PGAP filed with its NEPA prefiling request with FERC on Aug. 20, 2019. FERC approved the request Sept. 13, 2019.
Sempra, Total finalize ECA LNG equity investment
Sempra LNG and Infraestructura Energética Nova SAB de CV (IEnova) joint venture ECA Liquefaction (ECA LNG) signed an equity investment agreement to finalize Total’s 16.6% equity stake in 3.25-million tonne/year (tpy) ECA LNG Phase 1 in Baja California, Mexico. ECA LNG Phase 1 will be built at IEnova’s existing Energía Costa Azul LNG regasification terminal and is expected to begin operations in 2024. Sempra and IEnova will each retain 41.7% ownership. The equity acquisition by Total does not include an equity interest in the regasification terminal.
In November 2020, ECA LNG announced it had reached a final investment decision for construction and operation of the plant (OGJ Online, Nov. 17, 2020). ECA LNG Phase 1 will use a single liquefaction train with an initial offtake capacity of 2.5 million tpy.
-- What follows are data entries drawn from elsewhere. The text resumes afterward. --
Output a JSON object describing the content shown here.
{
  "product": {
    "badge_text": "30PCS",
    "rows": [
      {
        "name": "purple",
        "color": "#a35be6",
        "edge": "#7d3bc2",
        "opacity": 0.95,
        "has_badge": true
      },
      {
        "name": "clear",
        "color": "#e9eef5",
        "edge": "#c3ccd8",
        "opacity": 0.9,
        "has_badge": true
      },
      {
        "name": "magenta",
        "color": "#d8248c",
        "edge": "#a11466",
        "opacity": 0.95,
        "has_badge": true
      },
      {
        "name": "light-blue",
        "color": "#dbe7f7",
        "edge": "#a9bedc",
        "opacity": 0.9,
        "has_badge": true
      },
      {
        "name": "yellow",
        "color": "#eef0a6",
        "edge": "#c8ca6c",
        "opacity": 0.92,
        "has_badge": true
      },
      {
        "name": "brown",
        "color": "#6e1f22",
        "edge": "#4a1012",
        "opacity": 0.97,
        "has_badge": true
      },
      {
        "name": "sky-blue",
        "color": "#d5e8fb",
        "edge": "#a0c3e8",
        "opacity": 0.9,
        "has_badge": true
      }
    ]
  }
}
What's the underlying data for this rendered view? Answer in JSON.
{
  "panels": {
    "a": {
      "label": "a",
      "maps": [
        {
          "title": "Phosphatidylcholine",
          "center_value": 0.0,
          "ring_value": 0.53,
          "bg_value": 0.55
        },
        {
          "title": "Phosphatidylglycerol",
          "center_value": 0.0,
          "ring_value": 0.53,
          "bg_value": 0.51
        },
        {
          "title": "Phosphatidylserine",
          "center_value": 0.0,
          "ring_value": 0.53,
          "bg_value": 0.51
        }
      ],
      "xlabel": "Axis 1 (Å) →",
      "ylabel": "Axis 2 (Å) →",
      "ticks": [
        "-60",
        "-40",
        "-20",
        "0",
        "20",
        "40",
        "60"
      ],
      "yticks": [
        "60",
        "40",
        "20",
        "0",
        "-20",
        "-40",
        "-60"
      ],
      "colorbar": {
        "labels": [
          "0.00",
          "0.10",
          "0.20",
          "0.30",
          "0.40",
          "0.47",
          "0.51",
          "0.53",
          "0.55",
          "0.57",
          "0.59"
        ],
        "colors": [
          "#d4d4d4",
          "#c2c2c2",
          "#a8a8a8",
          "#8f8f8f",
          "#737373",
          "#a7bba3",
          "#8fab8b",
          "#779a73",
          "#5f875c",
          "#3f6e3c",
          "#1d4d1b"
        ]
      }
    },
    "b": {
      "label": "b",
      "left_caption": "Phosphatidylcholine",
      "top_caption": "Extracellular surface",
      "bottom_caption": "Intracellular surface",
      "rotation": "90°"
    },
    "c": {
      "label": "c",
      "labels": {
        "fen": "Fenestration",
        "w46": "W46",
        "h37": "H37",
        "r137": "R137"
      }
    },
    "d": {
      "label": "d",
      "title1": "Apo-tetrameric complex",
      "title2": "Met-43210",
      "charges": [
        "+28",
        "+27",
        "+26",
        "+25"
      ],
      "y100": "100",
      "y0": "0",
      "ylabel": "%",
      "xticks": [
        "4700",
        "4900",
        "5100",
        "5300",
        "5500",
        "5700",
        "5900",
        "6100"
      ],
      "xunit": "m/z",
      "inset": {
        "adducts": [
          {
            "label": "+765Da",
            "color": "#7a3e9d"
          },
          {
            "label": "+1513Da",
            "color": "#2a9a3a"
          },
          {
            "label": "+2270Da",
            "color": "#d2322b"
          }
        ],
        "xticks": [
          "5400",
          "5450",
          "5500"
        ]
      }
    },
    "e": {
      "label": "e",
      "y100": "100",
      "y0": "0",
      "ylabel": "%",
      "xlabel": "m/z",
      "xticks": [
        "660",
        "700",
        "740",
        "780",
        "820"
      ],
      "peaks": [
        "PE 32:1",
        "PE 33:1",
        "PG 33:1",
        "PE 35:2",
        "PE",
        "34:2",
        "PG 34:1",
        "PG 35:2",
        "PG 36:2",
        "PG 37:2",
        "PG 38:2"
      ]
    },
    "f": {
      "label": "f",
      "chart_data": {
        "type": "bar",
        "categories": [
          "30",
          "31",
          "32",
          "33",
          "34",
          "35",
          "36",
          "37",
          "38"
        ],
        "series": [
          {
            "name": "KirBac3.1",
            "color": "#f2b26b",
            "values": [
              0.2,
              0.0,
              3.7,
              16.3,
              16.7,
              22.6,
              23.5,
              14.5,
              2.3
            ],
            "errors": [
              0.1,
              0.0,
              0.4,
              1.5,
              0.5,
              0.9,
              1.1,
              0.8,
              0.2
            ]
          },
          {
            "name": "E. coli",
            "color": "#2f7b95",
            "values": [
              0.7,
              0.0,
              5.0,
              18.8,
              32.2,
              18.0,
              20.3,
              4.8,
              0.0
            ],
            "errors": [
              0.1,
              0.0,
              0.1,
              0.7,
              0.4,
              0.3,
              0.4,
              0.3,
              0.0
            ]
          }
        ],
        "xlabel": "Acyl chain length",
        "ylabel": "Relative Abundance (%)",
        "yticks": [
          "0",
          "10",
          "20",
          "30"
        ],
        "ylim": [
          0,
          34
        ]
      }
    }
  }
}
Earlier in 2020, Total signed a 20-year agreement for 1.7 million tpy of ECA LNG’s production. ECA LNG Phase 1 also has an agreement with Mitsui & Co. Ltd. for the purchase of 0.8 million tpy of LNG from the project.
Sempra LNG and Total are already partners in Cameron LNG, a 12-million tpy plant operating in Hackberry, La. Phase 1 of Cameron LNG reached full commercial operations in August 2020.
Sempra is developing additional LNG export capacity on the Gulf Coast and Pacific Coast of North America, including 8-million tpy Cameron LNG Phase 2 and 7-million tpy ECA LNG Phase 2.